Thanks to guys like Max Wendt at Adobe, we now have the Lightroom Texture Slider.
Max wanted to develop a tool for Lightroom that works like Photoshop for smoothing skin. Once he achieved the result he was looking for, he thought, “what would happen if I made the slider work the other way?” And thus, the Lightroom Texture Slider was born. Great for subtle contrast increases. Great for smoothing skin. If you’re a true technology wank, read more about Max’s Texture Control here.
It is a very useful feature that’s in both Lightroom Classic and Lightroom Desktop. And this new feature has been added to the basic develop settings as well as the local adjustment tools.
Now, you may have wondered what the difference is between Texture and Clarity, especially if you’ve had some time to play with the Lightroom Texture Slider. It can be hard to see these subtle differences. But at its most basic, visually, the Texture Slider is less contrasty than Clarity but still adds enough to crisp up an image without going to Sharpening. Which I shy away from (that’s another story). And, in order to make the most of the Lightroom Texture Slider, it helps to know what these three tools look like up close.
The Texture Slider
Pushing the slider right, the Texture results are lighter, less heavy and contrasty than it’s older sister, Clarity.

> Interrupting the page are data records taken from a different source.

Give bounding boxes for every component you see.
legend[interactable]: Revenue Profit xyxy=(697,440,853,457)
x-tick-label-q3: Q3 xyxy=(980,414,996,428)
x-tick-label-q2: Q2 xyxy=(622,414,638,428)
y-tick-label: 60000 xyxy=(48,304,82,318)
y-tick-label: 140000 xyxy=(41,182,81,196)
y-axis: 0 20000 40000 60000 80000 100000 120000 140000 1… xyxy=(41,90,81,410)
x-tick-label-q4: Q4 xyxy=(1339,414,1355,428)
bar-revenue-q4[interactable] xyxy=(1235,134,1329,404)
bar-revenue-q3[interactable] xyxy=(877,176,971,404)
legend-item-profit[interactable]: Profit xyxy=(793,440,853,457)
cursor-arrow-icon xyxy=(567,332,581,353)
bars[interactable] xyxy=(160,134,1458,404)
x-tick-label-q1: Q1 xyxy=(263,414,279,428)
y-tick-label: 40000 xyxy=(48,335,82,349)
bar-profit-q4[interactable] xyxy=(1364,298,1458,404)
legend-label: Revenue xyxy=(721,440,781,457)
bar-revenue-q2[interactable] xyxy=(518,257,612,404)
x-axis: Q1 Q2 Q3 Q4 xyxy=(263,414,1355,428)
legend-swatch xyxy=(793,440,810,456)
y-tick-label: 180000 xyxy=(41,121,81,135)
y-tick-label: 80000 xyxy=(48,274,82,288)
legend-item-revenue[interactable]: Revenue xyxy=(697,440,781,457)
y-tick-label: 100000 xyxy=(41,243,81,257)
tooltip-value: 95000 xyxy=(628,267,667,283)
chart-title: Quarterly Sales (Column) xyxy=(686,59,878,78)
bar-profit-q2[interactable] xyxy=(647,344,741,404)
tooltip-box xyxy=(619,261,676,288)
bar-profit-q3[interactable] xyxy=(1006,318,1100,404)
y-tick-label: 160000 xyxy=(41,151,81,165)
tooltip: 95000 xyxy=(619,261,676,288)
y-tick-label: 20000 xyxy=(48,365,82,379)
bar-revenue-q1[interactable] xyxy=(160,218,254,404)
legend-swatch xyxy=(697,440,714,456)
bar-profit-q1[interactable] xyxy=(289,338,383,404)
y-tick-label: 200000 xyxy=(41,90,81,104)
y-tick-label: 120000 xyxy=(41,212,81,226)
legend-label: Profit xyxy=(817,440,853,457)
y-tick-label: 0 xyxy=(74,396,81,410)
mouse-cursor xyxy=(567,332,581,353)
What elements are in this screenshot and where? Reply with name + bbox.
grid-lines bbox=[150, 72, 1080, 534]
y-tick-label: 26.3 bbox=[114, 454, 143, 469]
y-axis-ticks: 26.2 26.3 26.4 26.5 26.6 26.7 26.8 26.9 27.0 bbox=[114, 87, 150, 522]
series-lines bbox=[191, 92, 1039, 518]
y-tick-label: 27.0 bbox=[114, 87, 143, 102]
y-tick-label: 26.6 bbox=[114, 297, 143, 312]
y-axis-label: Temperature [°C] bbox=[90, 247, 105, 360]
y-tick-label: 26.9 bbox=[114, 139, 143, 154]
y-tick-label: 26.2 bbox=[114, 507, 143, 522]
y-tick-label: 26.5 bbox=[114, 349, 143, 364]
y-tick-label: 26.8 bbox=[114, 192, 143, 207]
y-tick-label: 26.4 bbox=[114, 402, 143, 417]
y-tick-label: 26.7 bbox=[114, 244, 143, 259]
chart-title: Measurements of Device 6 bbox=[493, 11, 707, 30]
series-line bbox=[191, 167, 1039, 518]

And, the feature of the Texture Slider that Max Wendt was aiming for: Smoothing skin on human faces. Moving the Lightroom Texture Slider to the left softens skin. But don’t go too far, keep the look natural.
A simple slide to the left on the Texture Slider for negative numbers is an easy fix for softening skin, expecially on high megapixel captures, which can be very unforgiving for faces.
The Texture Slider is a very welcome addition to Lightroom Classic and Lightroom Desktop. It may very well take the place of the Clarity slider in many situations. You’ll find it in the Presence section of the Basic Panel and in with the sliders for the Radial, Gradient and Adjustment Brush local adjustment tools.